于是他不再问小五怎么讨好一个人,也不再听系统说的话,甚至固执的把和系统之间的联系单方面关掉。
他委屈巴巴的,只想缩回自己的壳里。
司祯盘膝坐在床上,心绪紊乱。
杂乱的记忆不断侵蚀着她清明的识海。
一会是她第一次拿剑的记忆,一会是她第一次突破筑基时的记忆,还有她和宋时禾一起练剑,团结友爱的记忆。
后来的破碎的画面就不再美好,周围所有的人都在告诉她,她生来就是为宋时禾铺路的,她应该把帮助宋时禾成仙,当成自己的责任。
可是凭什么?!
她不断质问为什么要成为别人的垫脚石,质问为什么自己付出千百倍的努力有得不到回报,质问为什么修炼的进度如此之慢。
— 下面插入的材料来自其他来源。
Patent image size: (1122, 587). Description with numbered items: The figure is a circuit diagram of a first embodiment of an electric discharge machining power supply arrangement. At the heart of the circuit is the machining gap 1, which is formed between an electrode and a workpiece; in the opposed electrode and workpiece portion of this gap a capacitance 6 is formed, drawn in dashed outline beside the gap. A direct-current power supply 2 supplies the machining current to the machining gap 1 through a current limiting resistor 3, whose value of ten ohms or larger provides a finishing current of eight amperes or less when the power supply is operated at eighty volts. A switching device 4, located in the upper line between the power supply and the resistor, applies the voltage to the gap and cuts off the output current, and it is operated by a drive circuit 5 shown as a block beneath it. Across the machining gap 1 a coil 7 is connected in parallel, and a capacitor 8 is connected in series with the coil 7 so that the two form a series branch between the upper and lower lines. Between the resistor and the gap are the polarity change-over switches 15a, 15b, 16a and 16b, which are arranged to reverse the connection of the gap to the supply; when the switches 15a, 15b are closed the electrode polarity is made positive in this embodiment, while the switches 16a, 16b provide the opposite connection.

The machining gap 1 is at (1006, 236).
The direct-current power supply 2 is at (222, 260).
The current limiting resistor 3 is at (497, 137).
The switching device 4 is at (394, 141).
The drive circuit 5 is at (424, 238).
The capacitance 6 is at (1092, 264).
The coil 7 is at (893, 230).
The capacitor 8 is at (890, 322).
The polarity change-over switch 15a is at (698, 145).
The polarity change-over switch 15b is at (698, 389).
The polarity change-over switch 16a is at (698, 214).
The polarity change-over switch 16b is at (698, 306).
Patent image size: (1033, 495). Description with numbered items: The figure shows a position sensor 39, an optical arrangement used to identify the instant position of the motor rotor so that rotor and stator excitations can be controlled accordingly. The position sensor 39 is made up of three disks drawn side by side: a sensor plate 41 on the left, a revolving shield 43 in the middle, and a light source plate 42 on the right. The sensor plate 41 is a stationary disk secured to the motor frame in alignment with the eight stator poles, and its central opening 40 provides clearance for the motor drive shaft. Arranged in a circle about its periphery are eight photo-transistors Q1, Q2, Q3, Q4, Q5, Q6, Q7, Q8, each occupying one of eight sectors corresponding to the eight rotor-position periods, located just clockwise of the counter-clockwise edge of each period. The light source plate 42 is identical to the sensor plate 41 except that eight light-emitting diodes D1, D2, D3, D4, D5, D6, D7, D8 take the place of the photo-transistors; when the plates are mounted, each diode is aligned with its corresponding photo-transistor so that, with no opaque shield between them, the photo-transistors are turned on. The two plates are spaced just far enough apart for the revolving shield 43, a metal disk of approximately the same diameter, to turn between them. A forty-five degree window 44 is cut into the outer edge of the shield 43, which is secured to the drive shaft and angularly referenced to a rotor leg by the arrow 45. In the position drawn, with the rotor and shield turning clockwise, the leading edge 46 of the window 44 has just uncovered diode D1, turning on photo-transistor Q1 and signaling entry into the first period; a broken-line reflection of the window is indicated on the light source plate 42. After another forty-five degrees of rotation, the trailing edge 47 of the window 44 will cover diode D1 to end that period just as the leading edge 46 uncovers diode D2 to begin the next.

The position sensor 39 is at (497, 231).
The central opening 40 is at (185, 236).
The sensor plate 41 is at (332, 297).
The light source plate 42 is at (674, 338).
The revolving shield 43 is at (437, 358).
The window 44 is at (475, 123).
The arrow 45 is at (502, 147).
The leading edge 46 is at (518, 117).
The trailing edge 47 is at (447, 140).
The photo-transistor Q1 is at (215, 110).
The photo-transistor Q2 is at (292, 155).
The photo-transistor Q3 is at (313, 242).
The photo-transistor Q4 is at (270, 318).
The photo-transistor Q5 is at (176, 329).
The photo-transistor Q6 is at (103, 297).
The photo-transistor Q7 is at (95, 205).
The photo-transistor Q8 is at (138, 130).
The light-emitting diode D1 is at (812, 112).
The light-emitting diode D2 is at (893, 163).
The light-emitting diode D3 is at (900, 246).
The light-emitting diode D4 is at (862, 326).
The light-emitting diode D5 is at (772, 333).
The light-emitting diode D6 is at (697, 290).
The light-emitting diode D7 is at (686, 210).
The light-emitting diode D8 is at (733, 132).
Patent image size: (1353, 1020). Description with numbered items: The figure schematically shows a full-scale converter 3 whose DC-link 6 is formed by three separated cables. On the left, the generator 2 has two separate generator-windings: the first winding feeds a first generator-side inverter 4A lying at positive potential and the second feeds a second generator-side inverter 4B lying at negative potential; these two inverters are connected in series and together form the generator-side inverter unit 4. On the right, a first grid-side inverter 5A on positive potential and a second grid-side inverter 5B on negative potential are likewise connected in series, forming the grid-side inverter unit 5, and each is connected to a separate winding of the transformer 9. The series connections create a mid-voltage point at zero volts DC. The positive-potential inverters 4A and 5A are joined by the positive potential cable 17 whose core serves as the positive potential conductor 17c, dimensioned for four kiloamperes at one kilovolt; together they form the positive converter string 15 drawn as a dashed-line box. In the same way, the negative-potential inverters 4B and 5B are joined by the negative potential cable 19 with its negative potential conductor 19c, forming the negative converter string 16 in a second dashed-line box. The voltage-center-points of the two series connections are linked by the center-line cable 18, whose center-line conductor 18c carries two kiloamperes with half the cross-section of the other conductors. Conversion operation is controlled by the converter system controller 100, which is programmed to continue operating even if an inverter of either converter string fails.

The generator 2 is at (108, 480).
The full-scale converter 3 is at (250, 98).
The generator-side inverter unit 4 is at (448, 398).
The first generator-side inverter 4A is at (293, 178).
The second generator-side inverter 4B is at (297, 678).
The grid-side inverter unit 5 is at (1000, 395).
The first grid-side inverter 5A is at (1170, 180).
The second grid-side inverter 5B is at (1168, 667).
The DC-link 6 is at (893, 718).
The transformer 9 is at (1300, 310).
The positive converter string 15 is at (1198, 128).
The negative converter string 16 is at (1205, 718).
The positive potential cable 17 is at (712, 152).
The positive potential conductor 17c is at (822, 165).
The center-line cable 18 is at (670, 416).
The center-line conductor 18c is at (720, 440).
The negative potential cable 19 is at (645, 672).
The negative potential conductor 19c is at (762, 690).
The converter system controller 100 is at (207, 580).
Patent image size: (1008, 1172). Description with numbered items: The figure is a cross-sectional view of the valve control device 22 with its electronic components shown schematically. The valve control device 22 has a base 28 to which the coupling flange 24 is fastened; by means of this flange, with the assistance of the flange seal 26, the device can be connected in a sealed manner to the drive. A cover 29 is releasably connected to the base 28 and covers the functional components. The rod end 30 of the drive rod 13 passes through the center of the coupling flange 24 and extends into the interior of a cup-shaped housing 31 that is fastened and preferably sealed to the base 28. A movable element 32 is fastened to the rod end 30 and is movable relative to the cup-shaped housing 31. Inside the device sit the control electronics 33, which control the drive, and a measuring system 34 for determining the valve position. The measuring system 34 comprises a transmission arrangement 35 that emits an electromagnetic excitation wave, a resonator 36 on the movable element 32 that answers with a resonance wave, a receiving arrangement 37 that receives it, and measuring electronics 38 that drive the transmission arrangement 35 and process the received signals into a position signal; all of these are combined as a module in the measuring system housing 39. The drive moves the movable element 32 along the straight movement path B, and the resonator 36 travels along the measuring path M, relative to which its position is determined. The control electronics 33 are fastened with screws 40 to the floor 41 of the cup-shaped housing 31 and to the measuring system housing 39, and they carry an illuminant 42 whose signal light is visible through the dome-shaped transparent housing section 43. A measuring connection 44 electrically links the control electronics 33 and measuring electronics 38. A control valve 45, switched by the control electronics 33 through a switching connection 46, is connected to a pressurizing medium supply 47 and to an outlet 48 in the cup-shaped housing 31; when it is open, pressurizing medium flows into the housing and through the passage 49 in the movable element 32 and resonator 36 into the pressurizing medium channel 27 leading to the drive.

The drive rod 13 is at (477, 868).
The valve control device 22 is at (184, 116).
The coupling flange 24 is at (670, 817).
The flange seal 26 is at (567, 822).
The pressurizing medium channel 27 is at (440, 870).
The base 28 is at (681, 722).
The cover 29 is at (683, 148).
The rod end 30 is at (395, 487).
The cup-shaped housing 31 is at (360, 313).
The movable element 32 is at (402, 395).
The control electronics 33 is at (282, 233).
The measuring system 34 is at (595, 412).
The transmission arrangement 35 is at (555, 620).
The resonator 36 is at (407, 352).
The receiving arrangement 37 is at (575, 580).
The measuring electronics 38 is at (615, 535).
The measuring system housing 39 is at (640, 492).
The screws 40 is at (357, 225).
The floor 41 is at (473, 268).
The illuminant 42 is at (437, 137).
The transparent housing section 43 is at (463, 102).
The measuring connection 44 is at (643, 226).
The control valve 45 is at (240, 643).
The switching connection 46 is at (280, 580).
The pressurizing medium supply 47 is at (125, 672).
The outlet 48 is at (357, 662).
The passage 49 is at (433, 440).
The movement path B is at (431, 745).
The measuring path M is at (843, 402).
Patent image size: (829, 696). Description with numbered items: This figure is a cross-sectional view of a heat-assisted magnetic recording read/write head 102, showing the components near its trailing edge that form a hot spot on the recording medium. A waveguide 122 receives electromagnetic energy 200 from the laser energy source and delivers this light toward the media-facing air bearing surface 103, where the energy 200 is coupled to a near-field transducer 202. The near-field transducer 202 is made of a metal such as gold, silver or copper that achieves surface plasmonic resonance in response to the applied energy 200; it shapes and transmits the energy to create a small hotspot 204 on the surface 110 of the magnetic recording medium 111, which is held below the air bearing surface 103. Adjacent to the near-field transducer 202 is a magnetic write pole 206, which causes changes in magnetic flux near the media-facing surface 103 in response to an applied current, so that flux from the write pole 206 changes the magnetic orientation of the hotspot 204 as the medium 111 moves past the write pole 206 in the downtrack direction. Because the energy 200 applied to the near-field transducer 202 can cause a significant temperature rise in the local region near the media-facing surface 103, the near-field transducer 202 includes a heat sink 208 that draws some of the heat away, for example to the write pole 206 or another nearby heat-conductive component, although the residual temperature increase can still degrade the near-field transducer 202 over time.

她好像就变成了画面里的女人,愤怒,不平,悲伤,带着毁天灭地的怨气。
于是在这巨大的怨气之中,她听到了一声轰鸣。
她自爆了。
视线里是一片模糊的血肉,司祯猛然睁开了眼睛,大口喘息。
这感觉太真实了。
自从穿过来后,她就没有原主的记忆,能依靠的也仅仅只是那本看过的小说。
现在她好像又经历了画面里看到的一切一样,她以一种最惨烈的死法,断送了自己的前程,也一并把那个要踩着自己的尸体升仙的宋时禾,弄死了。
晋升光束再次亮起,这回司祯有充足的时间在光束里调息。
合欢宗宗主祝揽星看到光束后第一时间赶过来,其他人也都陆陆续续赶来,有京妙仪和小五,还有些完全是听过了同真的名字,想来瞻仰强者风采的路人。
于是在司祯房门打开的那瞬间,她看到了乌压压一片的人。
司祯有点不适应这个场面,沉默了一会。
然后视线扫过了在场的所有人,甚至在连最外围的那些毫不起眼的人都注意到了。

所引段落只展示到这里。